Quelques conseils qui pourraient aider à prévenir l'apparition de
sténose et le début de la maladie coronarienne : éviter le tabac,
faire de la marche ou pratiquer un exercice physique trois à quatre
fois la semaine pendant une demi-heure ou trois quarts d'heure et
se mettre au régime alimentaire. "Je préfère dire régime car la
majorité des Mauriciens n'a pas une alimentation équilibrée". Les
diabétiques et les hypertendus doivent, eux, contrôler leurs maux,
y compris leur taux de cholestérol et de triglycérides.
"A l'hôpital Jeetoo, environ
20 à 30 cas d'infarctus du myocarde sont traités par mois. A l'hôpital
Victoria, c'est plus que le double. Chaque jour, à la" Cardiac Unit",
nous voyons en moyenne 30 nouveaux cas de maladies coronariennes."

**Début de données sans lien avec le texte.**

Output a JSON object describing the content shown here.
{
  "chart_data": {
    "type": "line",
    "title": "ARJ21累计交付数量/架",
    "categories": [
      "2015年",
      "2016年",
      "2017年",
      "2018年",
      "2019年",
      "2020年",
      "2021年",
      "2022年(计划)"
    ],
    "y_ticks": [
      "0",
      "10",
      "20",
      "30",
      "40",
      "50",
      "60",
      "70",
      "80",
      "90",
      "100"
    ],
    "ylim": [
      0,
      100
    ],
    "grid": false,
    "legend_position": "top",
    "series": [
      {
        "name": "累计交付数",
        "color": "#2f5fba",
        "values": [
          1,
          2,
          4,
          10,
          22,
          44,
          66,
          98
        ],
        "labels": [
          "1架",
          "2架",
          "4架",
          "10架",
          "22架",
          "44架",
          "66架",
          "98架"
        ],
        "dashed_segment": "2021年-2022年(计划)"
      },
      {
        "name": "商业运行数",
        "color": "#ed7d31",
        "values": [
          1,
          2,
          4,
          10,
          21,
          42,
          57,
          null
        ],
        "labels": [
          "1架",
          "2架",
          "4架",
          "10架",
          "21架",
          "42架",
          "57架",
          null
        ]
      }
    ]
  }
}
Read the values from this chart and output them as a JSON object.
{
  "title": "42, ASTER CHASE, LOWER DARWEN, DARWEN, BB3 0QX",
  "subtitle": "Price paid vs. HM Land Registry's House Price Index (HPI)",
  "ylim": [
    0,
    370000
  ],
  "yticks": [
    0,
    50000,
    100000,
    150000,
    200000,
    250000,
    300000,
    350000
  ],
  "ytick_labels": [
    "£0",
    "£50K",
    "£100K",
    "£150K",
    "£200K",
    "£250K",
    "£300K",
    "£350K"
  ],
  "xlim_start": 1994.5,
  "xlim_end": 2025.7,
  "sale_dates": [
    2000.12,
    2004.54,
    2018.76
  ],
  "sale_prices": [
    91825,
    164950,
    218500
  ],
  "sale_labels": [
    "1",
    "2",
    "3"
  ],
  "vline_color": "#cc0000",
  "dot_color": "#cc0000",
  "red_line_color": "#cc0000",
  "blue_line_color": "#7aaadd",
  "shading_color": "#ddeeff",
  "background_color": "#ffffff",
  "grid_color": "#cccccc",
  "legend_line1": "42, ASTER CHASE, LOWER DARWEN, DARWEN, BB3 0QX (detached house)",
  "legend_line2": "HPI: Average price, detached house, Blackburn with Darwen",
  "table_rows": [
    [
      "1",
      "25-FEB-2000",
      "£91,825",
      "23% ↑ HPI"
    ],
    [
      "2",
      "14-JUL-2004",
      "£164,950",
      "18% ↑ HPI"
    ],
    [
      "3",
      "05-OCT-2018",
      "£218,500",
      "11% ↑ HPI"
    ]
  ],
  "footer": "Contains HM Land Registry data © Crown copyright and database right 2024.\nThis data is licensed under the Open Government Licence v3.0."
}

Ces chiffres qui font peur...
D'ici 2015, les décès liés à la maladie cardiovasculaire
auront plus que doublé dans les pays en développement, passant de
72 millions à 167 millions, soit une hausse de 132 % en 30 ans alors
que la mortalité dans les pays développés augmentera de 28 %. C'est
dire que la maladie coronarienne sera le "leading killer" dans le
monde. Selon la Non-Communicable Disease Unit du ministère de la
Santé, la maladie coronarienne serait responsable de deux tiers
des décès à Maurice. Environ 3 500 à 4 000 cas d'infarctus du myocarde
sont annuellement traités dans nos hôpitaux.